Spidril University is a rather strange college. Spidril is located in an isolated hilly valley. There is a lake on the college grounds as well as a small forest surrounding it. The thing that makes this college different from other colleges is that its students are magic users.
The reason the college is isolated is because of the worlds bias towards magic and 'witches'. Today is the start of a new college year and a group of new students.

(Rules)
1: When you join let us know about your character.
2: This RP is SFW so nothing lewd should happen, if you want to do something NSFW then take it into a private conversation.
3: Have fun.


----------



## nikolai_resnov (May 14, 2018)

This actually sounds fun


----------



## Wolf22red (May 14, 2018)

the idea came to me while I was in class


----------



## nikolai_resnov (May 14, 2018)

Awesome, i'm running a post apocalyptic thread at the moment, but if you set up this as an rp i'd be willing to join it


----------



## Asassinator (May 14, 2018)

Interesting... I’d like to see how this plays out.


----------



## Dreva (May 14, 2018)

Count me in!


----------



## Belladonna_Mandrake (May 14, 2018)

Would you like a real witch in your RP?


----------



## Izar (May 14, 2018)

I'd like to join


----------



## Dreva (May 15, 2018)

Count me in!


----------



## Wolf22red (May 15, 2018)

I can make a conversation and try to invite you all to it but since I only have access to a 2DS it may take a while. Or I can make this thread the RP.


----------



## Asassinator (May 15, 2018)

Wolf22red said:


> I can make a conversation and try to invite you all to it but since I only have access to a 2DS it may take a while. Or I can make this thread the RP.

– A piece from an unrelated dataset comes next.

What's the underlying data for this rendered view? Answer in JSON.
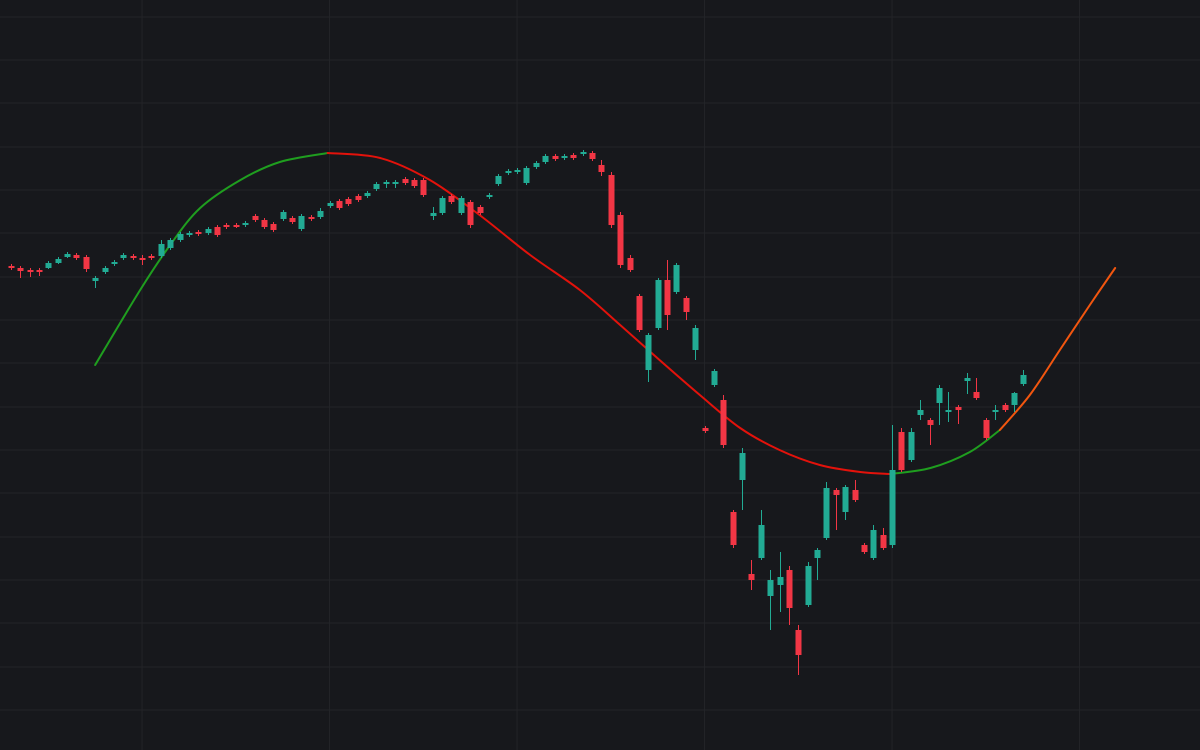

You should just convert this thread. Rename the title, and make a new introduction post (message)


----------



## Wolf22red (May 15, 2018)

I will make it later


----------



## Asassinator (May 15, 2018)

I’m going to sleep now so I have loads of time to wait.


----------



## Wolf22red (May 15, 2018)

I'll convert the thread to a RP during my next class.


----------



## Asassinator (May 15, 2018)

Wolf22red said:


> I'll convert the thread to a RP during my next class.


Class?! You’re doing this in school?


----------



## nikolai_resnov (May 15, 2018)

Lol Sneaky


----------



## Wolf22red (May 15, 2018)

I get my stuff done early so I can be on my DS. Should I delete the earlier messages ?


----------



## Asassinator (May 15, 2018)

Wolf22red said:


> I get my stuff done early so I can be on my DS. Should I delete the earlier messages ?


It doesn’t matter, just get on with it! 

(JK no rush)


----------



## Wolf22red (May 15, 2018)

Can you make the RP Assassinator ? My DS just disconnected from the Wi-Fi while I typed and refreshed when I was done, doing so erased my hard work. So can you make the group RP ?


----------



## Kiaara (May 15, 2018)

I would like to join if its not anything lewd ^w^


----------